Last week, as part of the Armed Forces Day Remembrance celebrations, Channels television, one of Nigeria’s leading media houses went to town in search of ex-service men, the true heroes, who fought in the civil war and survived. All of them interviewed by the television correspondent are already septuagenarians and octogenarians.
These men, our heroes past, wept over how successive Nigerian governments neglected and impoverished them.

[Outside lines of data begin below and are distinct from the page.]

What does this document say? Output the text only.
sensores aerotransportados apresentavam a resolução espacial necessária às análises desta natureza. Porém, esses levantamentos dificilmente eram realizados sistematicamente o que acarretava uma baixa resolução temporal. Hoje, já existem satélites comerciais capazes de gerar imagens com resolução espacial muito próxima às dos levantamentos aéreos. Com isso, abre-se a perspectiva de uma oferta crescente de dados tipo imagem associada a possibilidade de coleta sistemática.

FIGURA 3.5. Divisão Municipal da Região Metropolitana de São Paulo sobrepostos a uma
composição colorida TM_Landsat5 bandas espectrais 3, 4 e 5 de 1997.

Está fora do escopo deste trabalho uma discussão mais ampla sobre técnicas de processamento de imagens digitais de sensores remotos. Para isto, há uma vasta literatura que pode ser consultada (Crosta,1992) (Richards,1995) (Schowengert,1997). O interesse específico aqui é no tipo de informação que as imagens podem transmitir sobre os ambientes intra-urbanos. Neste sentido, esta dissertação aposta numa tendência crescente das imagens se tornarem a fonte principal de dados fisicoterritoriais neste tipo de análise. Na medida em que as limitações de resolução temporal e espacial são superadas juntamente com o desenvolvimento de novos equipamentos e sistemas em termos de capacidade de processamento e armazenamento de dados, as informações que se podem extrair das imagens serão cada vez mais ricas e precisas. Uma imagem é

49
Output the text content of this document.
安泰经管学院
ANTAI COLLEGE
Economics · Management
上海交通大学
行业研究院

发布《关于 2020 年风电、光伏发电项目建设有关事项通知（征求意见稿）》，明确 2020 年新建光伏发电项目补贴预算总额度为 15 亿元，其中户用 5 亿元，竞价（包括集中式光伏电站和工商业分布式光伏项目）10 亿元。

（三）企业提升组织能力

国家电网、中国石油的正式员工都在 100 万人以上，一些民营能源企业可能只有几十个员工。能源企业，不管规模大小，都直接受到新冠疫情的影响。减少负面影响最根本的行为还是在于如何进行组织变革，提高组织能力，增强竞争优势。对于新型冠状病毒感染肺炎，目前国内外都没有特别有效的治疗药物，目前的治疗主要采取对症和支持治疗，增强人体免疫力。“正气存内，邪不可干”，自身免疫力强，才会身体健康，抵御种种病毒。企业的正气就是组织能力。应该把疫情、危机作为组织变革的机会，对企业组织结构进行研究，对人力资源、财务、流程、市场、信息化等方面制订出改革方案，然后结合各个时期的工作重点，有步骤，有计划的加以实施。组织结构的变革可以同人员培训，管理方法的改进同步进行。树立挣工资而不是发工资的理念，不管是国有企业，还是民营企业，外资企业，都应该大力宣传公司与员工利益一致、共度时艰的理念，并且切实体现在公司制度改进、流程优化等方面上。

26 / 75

Many of them are sick and cannot afford medication. Loneliness, poverty and palsy are afflicting them. They quivered as they spoke and they evoked pity. The framed pictures of their days in service hanging in their sitting rooms portrayed them as young gallant men in sharp contrast to their present sorry state. The crux of their predicament is the meager pension they are paid and which in most cases are either irregular or slashed by greedy pay officers.
Besides those who fought in the civil war is another category of victims emerging from the ongoing war against terrorism.
Many of the soldiers who died in the last ten years or so left behind young wives and children with nobody to care for them. Some of the widows and children that were interviewed lamented their sorry condition. Poverty, disease, lack of access to education and joblessness have become parts of their existential ordeal. The death of their husbands and fathers threw them into a vicious and hostile society and survival has become an ordeal for them. Nigeria has been most unfair to them.
The memories of those who died for Nigeria are daily being desecrated by the ruling class that promises so much and do nothing.
On the other hand, the generals who didn’t go near the battle fronts now own Nigeria. They are the oil barons, they are chairmen of companies, they own billions in dollars and could team up to sponsor candidates of their choice into political offices.
These generals are still in charge of Nigeria. They are the ones toiling with Nigeria’s destiny. They are among those confining our heroes past and their labour to nothingness. Nigeria has not been kind to her heroes past.